As previously reported here, I have seized the opportunity attend a trial in criminal court as research for a book about a guy who reports for jury duty. I figured if I was going to write about it, I needed to make notes on the nuts and bolts of the process of conducting a trial.
So far I have watched as the judge and attorneys question potential jurors regarding their fitness to serve in this particular case. The process is called voir dire, a French term meaning, "speak the truth."
This is an important part of any trial, and I am glad to be reminded of how it works, but I'm learning much more about how it feels to be one of those called for jury duty. For however long it takes, your life is not your own.

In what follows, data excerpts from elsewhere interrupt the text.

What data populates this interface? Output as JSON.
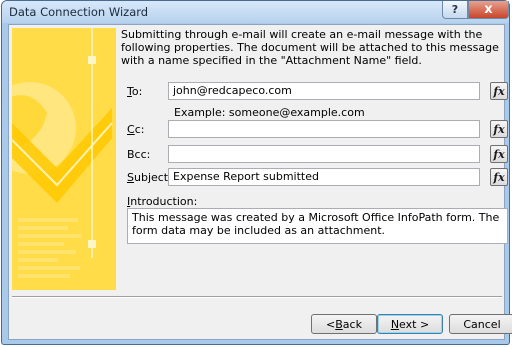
{
  "window": {
    "title": "Data Connection Wizard"
  },
  "titlebar_buttons": {
    "help": "?",
    "close": "x"
  },
  "description": "Submitting through e-mail will create an e-mail message with the following properties. The document will be attached to this message with a name specified in the \"Attachment Name\" field.",
  "fields": {
    "to": {
      "label_key": "T",
      "label_rest": "o:",
      "value": "john@redcapeco.com",
      "example": "Example: someone@example.com"
    },
    "cc": {
      "label_key": "C",
      "label_rest": "c:",
      "value": ""
    },
    "bcc": {
      "label": "Bcc:",
      "value": ""
    },
    "subject": {
      "label_key": "S",
      "label_rest": "ubject:",
      "value": "Expense Report submitted"
    },
    "fx_label": "fx"
  },
  "introduction": {
    "label_key": "I",
    "label_rest": "ntroduction:",
    "value": "This message was created by a Microsoft Office InfoPath form. The form data may be included as an attachment."
  },
  "buttons": {
    "back_prefix": "< ",
    "back_key": "B",
    "back_rest": "ack",
    "next_key": "N",
    "next_rest": "ext >",
    "cancel": "Cancel"
  },
  "colors": {
    "art_yellow": "#ffd93a",
    "window_border": "#a9c9ea",
    "close_red": "#c9452a"
  }
}
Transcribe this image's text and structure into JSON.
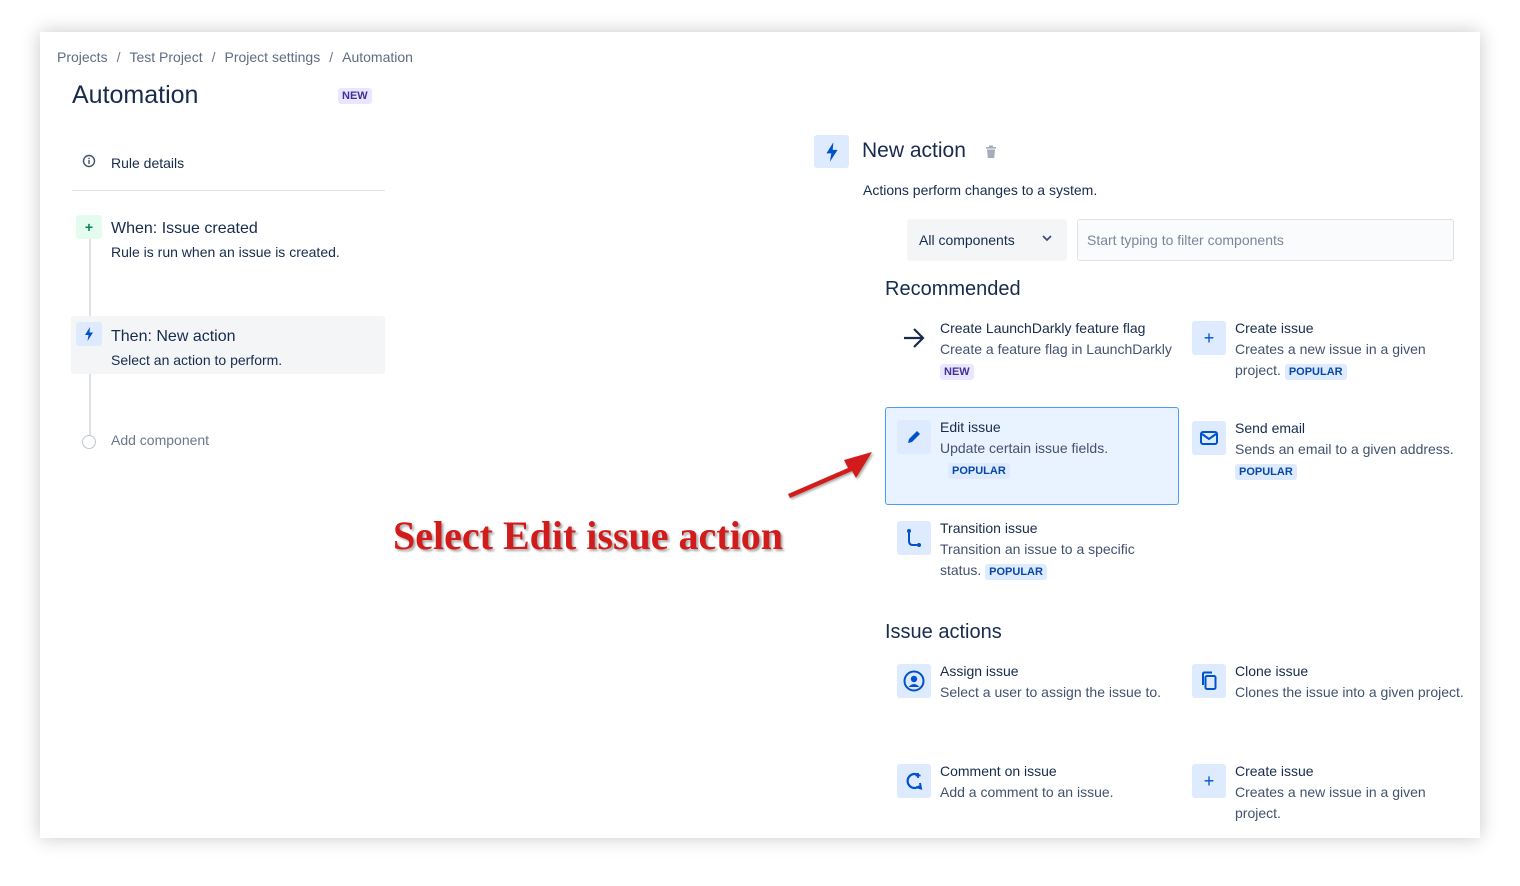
{
  "breadcrumb": {
    "items": [
      "Projects",
      "Test Project",
      "Project settings",
      "Automation"
    ],
    "separator": "/"
  },
  "page": {
    "title": "Automation",
    "badge": "NEW"
  },
  "rail": {
    "rule_details": "Rule details",
    "trigger": {
      "title": "When: Issue created",
      "subtitle": "Rule is run when an issue is created."
    },
    "action": {
      "title": "Then: New action",
      "subtitle": "Select an action to perform."
    },
    "add_component": "Add component"
  },
  "panel": {
    "title": "New action",
    "description": "Actions perform changes to a system.",
    "component_select": "All components",
    "filter_placeholder": "Start typing to filter components",
    "recommended_heading": "Recommended",
    "recommended": [
      {
        "name": "Create LaunchDarkly feature flag",
        "desc": "Create a feature flag in LaunchDarkly",
        "badge": "NEW",
        "icon": "arrow-right-icon"
      },
      {
        "name": "Create issue",
        "desc": "Creates a new issue in a given project.",
        "badge": "POPULAR",
        "icon": "plus-icon"
      },
      {
        "name": "Edit issue",
        "desc": "Update certain issue fields.",
        "badge": "POPULAR",
        "icon": "pencil-icon"
      },
      {
        "name": "Send email",
        "desc": "Sends an email to a given address.",
        "badge": "POPULAR",
        "icon": "envelope-icon"
      },
      {
        "name": "Transition issue",
        "desc": "Transition an issue to a specific status.",
        "badge": "POPULAR",
        "icon": "transition-icon"
      }
    ],
    "issue_actions_heading": "Issue actions",
    "issue_actions": [
      {
        "name": "Assign issue",
        "desc": "Select a user to assign the issue to.",
        "icon": "user-icon"
      },
      {
        "name": "Clone issue",
        "desc": "Clones the issue into a given project.",
        "icon": "clone-icon"
      },
      {
        "name": "Comment on issue",
        "desc": "Add a comment to an issue.",
        "icon": "comment-icon"
      },
      {
        "name": "Create issue",
        "desc": "Creates a new issue in a given project.",
        "icon": "plus-icon"
      }
    ]
  },
  "annotation": {
    "text": "Select Edit issue action",
    "color": "#d21b1b"
  },
  "colors": {
    "accent": "#0052cc",
    "selected_border": "#4c9aff",
    "selected_bg": "#e9f2ff"
  }
}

On the whole, the judge is considerate of jurors' comfort, never remaining in session more than an hour and fifteen minutes. Beyond that, anything can happen: a fifteen-minute break can last twenty-five minutes; the session no sooner begins than the judge and attorneys withdraw for five minutes (stand and stretch, but don't leave the room); an attorney can spend twenty minutes questioning one juror, five minutes questioning another, and excuse both. Or neither.
Having no choice but to comply with orders that are unpredictable and seemingly arbitrary is stressful. The only thing keeping me in the room was curiosity, and I still felt trapped.
Perhaps the title of this blog post should be, "Writer Gets More Than He Bargained For."